Aux Etats-Unis, par contre, nous pouvons parler effectivement de défauts sur les crédits hypothécaires. Néanmoins, nous constatons aussi des anomalies : les crédits hypothécaires occupent une place limitée par rapport à la ventilation des crédits totaux des banques. Cependant les défauts sur ces crédits hypothécaires ont étonnamment pu provoquer une contagion gigantesque et ébranler toutes les banques.

Les particularismes du marché de la banque de détail en France

Sia Conseil : Après le départ de Fortis et Banco Popular, HSBC vend aujourd’hui une partie de ses banques régionales. Pourquoi les banques étrangères ne parviennent-elles pas à s’implanter en France ? Quelles sont les spécificités françaises qui jouent le rôle de barrières à l’entrée ?

E.E : Le marché français suit les mêmes règles que dans n’importe quel autre pays : pour y réussir et être rentable, il est nécessaire de disposer d’une taille critique. Il existe deux façons d’y parvenir :

  • Tout d’abord, les banques peuvent adopter une stratégie de croissance externe : acheter rapidement les réseaux. Mais se doter d’une importante structure est coûteux, les tickets d’entrée sont rares et extrêmement onéreux.
  • Il existe une autre option pour les banques : une stratégie de croissance organique qui consiste à établir ses propres réseaux. Or il n’y pas de place pour les nouveaux entrants. Le seul moyen d’y parvenir est de lancer un « produit d’appel », c'est-à-dire sur-rémunérer l’épargne ou procéder à la « gratuité des coûts ». Cette stratégie cependant, ne peut être entreprise sur long-terme, compte tenu de son coût. Cette situation donnera alors lieu à un arbitrage : continuer à être peu rentable tout en poursuivant la conquête de client ou bien repositionner sa marque sous risque de perdre les parts du marché conquises auprès de clients très réactifs.

En plus de cette rude concurrence et du coût élevé des barrières à l’entrée, le marché bancaire français est particulièrement réglementé. La réglementation française privilégie et protège fortement les consommateurs, compliquant ainsi la marge de manœuvre des banques opérant sur le territoire français.

En raison de ces difficultés, il est vraiment compliqué pour un concurrent étranger d’établir une banque de détail rentable en France. D’ailleurs, beaucoup ont essayé, mais très peu ont vraiment réussi.

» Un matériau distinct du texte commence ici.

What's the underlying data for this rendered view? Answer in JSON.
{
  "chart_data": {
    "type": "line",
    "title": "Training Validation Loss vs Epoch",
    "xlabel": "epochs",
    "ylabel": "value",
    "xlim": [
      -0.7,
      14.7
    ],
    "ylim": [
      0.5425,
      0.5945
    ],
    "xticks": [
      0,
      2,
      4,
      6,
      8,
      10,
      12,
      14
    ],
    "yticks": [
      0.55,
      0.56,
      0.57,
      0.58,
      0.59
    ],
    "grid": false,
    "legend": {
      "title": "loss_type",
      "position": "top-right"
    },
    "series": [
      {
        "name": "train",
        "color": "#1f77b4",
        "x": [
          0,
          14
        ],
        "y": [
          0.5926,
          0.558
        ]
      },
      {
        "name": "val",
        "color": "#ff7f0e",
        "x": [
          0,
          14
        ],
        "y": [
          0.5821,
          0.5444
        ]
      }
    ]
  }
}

Sia Conseil : A votre avis est-ce que la réforme du Livret A va transformer la concurrence entre les banques françaises ?

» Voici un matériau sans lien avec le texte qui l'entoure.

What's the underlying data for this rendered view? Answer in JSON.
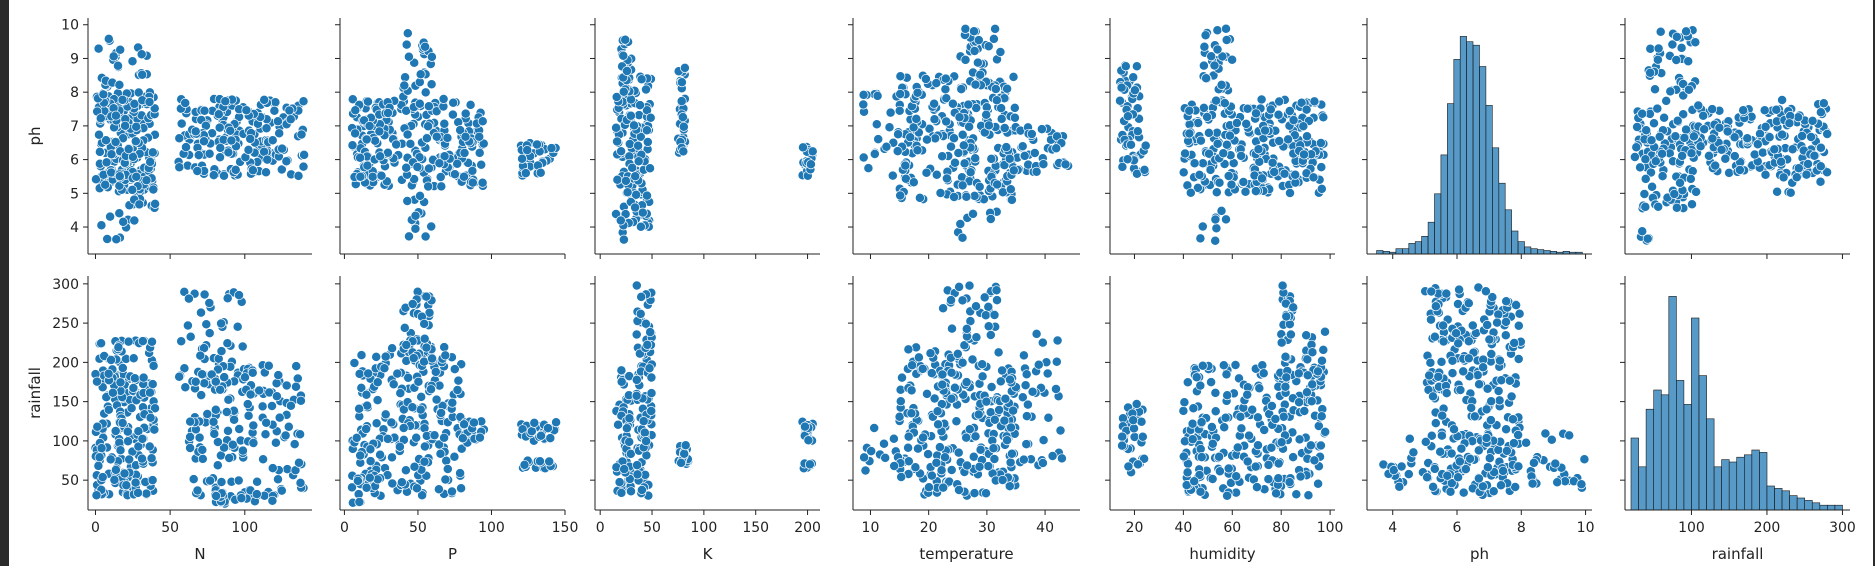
{
  "chart_data": {
    "type": "scatter",
    "kind": "pairplot",
    "color": "#1f77b4",
    "edge_color": "#ffffff",
    "row_variables": [
      "ph",
      "rainfall"
    ],
    "column_variables": [
      "N",
      "P",
      "K",
      "temperature",
      "humidity",
      "ph",
      "rainfall"
    ],
    "axes": {
      "N": {
        "range": [
          -5,
          145
        ],
        "ticks": [
          0,
          50,
          100
        ],
        "tick_labels": [
          "0",
          "50",
          "100"
        ]
      },
      "P": {
        "range": [
          -3,
          150
        ],
        "ticks": [
          0,
          50,
          100,
          150
        ],
        "tick_labels": [
          "0",
          "50",
          "100",
          "150"
        ]
      },
      "K": {
        "range": [
          -5,
          212
        ],
        "ticks": [
          0,
          50,
          100,
          150,
          200
        ],
        "tick_labels": [
          "0",
          "50",
          "100",
          "150",
          "200"
        ]
      },
      "temperature": {
        "range": [
          7,
          46
        ],
        "ticks": [
          10,
          20,
          30,
          40
        ],
        "tick_labels": [
          "10",
          "20",
          "30",
          "40"
        ]
      },
      "humidity": {
        "range": [
          10,
          102
        ],
        "ticks": [
          20,
          40,
          60,
          80,
          100
        ],
        "tick_labels": [
          "20",
          "40",
          "60",
          "80",
          "100"
        ]
      },
      "ph": {
        "range": [
          3.2,
          10.2
        ],
        "ticks": [
          4,
          6,
          8,
          10
        ],
        "tick_labels": [
          "4",
          "6",
          "8",
          "10"
        ],
        "row_ticks": [
          4,
          5,
          6,
          7,
          8,
          9,
          10
        ],
        "row_tick_labels": [
          "4",
          "5",
          "6",
          "7",
          "8",
          "9",
          "10"
        ]
      },
      "rainfall": {
        "range": [
          12,
          310
        ],
        "ticks": [
          100,
          200,
          300
        ],
        "tick_labels": [
          "100",
          "200",
          "300"
        ],
        "row_ticks": [
          50,
          100,
          150,
          200,
          250,
          300
        ],
        "row_tick_labels": [
          "50",
          "100",
          "150",
          "200",
          "250",
          "300"
        ]
      }
    },
    "scatter": {
      "ph": {
        "N": {
          "blobs": [
            [
              0,
              40,
              5.0,
              8.0,
              220
            ],
            [
              55,
              140,
              5.5,
              7.8,
              200
            ],
            [
              2,
              35,
              8.0,
              9.6,
              25
            ],
            [
              4,
              35,
              3.6,
              4.6,
              10
            ],
            [
              20,
              40,
              4.5,
              5.5,
              20
            ]
          ]
        },
        "P": {
          "blobs": [
            [
              5,
              95,
              5.2,
              7.8,
              260
            ],
            [
              40,
              60,
              7.8,
              9.8,
              25
            ],
            [
              40,
              60,
              3.5,
              5.0,
              15
            ],
            [
              120,
              145,
              5.5,
              6.5,
              40
            ]
          ]
        },
        "K": {
          "blobs": [
            [
              15,
              50,
              4.0,
              8.5,
              140
            ],
            [
              20,
              30,
              8.0,
              9.9,
              20
            ],
            [
              75,
              82,
              6.2,
              8.8,
              40
            ],
            [
              195,
              205,
              5.5,
              6.5,
              20
            ],
            [
              15,
              25,
              3.5,
              4.5,
              6
            ]
          ]
        },
        "temperature": {
          "blobs": [
            [
              15,
              35,
              4.8,
              8.5,
              240
            ],
            [
              25,
              33,
              8.0,
              9.9,
              30
            ],
            [
              25,
              32,
              3.5,
              4.5,
              8
            ],
            [
              8,
              20,
              5.5,
              8.0,
              40
            ],
            [
              33,
              44,
              5.5,
              7.0,
              50
            ]
          ]
        },
        "humidity": {
          "blobs": [
            [
              14,
              22,
              6.5,
              8.8,
              40
            ],
            [
              15,
              25,
              5.5,
              6.5,
              20
            ],
            [
              40,
              98,
              5.0,
              7.8,
              260
            ],
            [
              48,
              60,
              8.0,
              9.9,
              30
            ],
            [
              44,
              58,
              3.5,
              4.5,
              8
            ]
          ]
        },
        "rainfall": {
          "blobs": [
            [
              25,
              280,
              5.5,
              7.5,
              250
            ],
            [
              40,
              110,
              7.5,
              9.9,
              45
            ],
            [
              35,
              110,
              4.5,
              5.5,
              30
            ],
            [
              30,
              45,
              3.5,
              4.0,
              6
            ],
            [
              200,
              280,
              5.0,
              7.8,
              40
            ]
          ]
        }
      },
      "rainfall": {
        "N": {
          "blobs": [
            [
              0,
              40,
              30,
              230,
              220
            ],
            [
              55,
              100,
              160,
              295,
              50
            ],
            [
              60,
              140,
              30,
              200,
              160
            ],
            [
              80,
              120,
              20,
              35,
              20
            ]
          ]
        },
        "P": {
          "blobs": [
            [
              5,
              80,
              30,
              220,
              220
            ],
            [
              40,
              60,
              200,
              298,
              40
            ],
            [
              5,
              25,
              20,
              60,
              20
            ],
            [
              120,
              145,
              100,
              125,
              25
            ],
            [
              120,
              145,
              65,
              75,
              20
            ],
            [
              80,
              95,
              95,
              125,
              20
            ]
          ]
        },
        "K": {
          "blobs": [
            [
              15,
              30,
              30,
              200,
              60
            ],
            [
              35,
              50,
              30,
              298,
              90
            ],
            [
              75,
              85,
              70,
              95,
              20
            ],
            [
              195,
              205,
              100,
              125,
              15
            ],
            [
              195,
              205,
              65,
              75,
              10
            ]
          ]
        },
        "temperature": {
          "blobs": [
            [
              15,
              35,
              30,
              220,
              240
            ],
            [
              22,
              32,
              220,
              298,
              35
            ],
            [
              8,
              18,
              60,
              120,
              20
            ],
            [
              33,
              43,
              60,
              240,
              50
            ]
          ]
        },
        "humidity": {
          "blobs": [
            [
              14,
              24,
              60,
              150,
              40
            ],
            [
              40,
              98,
              30,
              200,
              250
            ],
            [
              80,
              85,
              200,
              298,
              25
            ],
            [
              90,
              98,
              150,
              240,
              30
            ]
          ]
        },
        "ph": {
          "blobs": [
            [
              5,
              8,
              30,
              298,
              260
            ],
            [
              4,
              9.5,
              40,
              110,
              60
            ],
            [
              3.5,
              4.5,
              35,
              70,
              8
            ],
            [
              8,
              10,
              40,
              80,
              20
            ]
          ]
        }
      }
    },
    "histograms": {
      "ph": {
        "bins": [
          3.5,
          3.7,
          3.9,
          4.1,
          4.3,
          4.5,
          4.7,
          4.9,
          5.1,
          5.3,
          5.5,
          5.7,
          5.9,
          6.1,
          6.3,
          6.5,
          6.7,
          6.9,
          7.1,
          7.3,
          7.5,
          7.7,
          7.9,
          8.1,
          8.3,
          8.5,
          8.7,
          8.9,
          9.1,
          9.3,
          9.5,
          9.7,
          9.9
        ],
        "counts": [
          4,
          3,
          2,
          6,
          6,
          12,
          14,
          20,
          36,
          68,
          112,
          170,
          220,
          246,
          240,
          236,
          212,
          168,
          120,
          80,
          50,
          26,
          14,
          8,
          6,
          5,
          4,
          3,
          2,
          3,
          2,
          2
        ],
        "ymax": 260
      },
      "rainfall": {
        "bins": [
          20,
          30,
          40,
          50,
          60,
          70,
          80,
          90,
          100,
          110,
          120,
          130,
          140,
          150,
          160,
          170,
          180,
          190,
          200,
          210,
          220,
          230,
          240,
          250,
          260,
          270,
          280,
          290,
          300
        ],
        "counts": [
          30,
          18,
          42,
          50,
          48,
          89,
          54,
          44,
          80,
          56,
          38,
          18,
          21,
          20,
          22,
          23,
          25,
          24,
          10,
          9,
          8,
          6,
          5,
          4,
          3,
          2,
          2,
          2
        ],
        "ymax": 95
      }
    }
  }
}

E.E : La réforme du Livret A aura un impact sur les liquidités de certaines banques. Mais au-delà du pur aspect financier, il existe des enjeux stratégiques de positionnement pour toutes les banques.
Ainsi, sur le plan marketing, nous allons constater un effet légèrement positif à moyen terme pour les banques nouvellement distributrices puisqu’elles pourront élargir l’éventail de leurs produits. En revanche, les banques qui ont aujourd’hui le monopole sur la distribution de ce produit d’épargne risquent d’avoir un problème d’image puisque dans l’esprit des consommateurs, le Livret A est associé à la Banque Postale, au Groupe Caisse d’Epargne et au Crédit Mutuel. La réforme sur la distribution de ce produit sera donc une occasion pour ces banques de repenser leur stratégie et leur positionnement.

 PARCOURS

Edouard ESPARBES a exercé des responsabilités au plus haut niveau dans la banque en France.

De 1989 à 1993, il a été numéro 2 de la Caisse Nationale du Crédit Agricole. Il a ensuite été pendant plus de dix années Directeur Général de la Caisse Régionale du Crédit Agricole Ile-de-France et de 2004 à Août 2007, Directeur Général Délégué de Crédit Agricole SA (CASA), en charge de la constitution de la banque d’affaires Calyon issue de la fusion entre le Crédit Lyonnais et le Crédit Agricole Indosuez.

A travers ces fonctions, il a exercé dans tous les domaines de la banque, de l’assurance et de la finance.

Âgé de 63 ans, il est aujourd’hui Directeur Général Honoraire de Calyon, Vice-Président du Conseil de Surveillance du Crédit du Maroc et Président de Attijariwafa Bank Europe.

Par ailleurs, il est administrateur de la COFACE, de la banque Saudi Al Fransi et Senior Advisor chez Sia Conseil.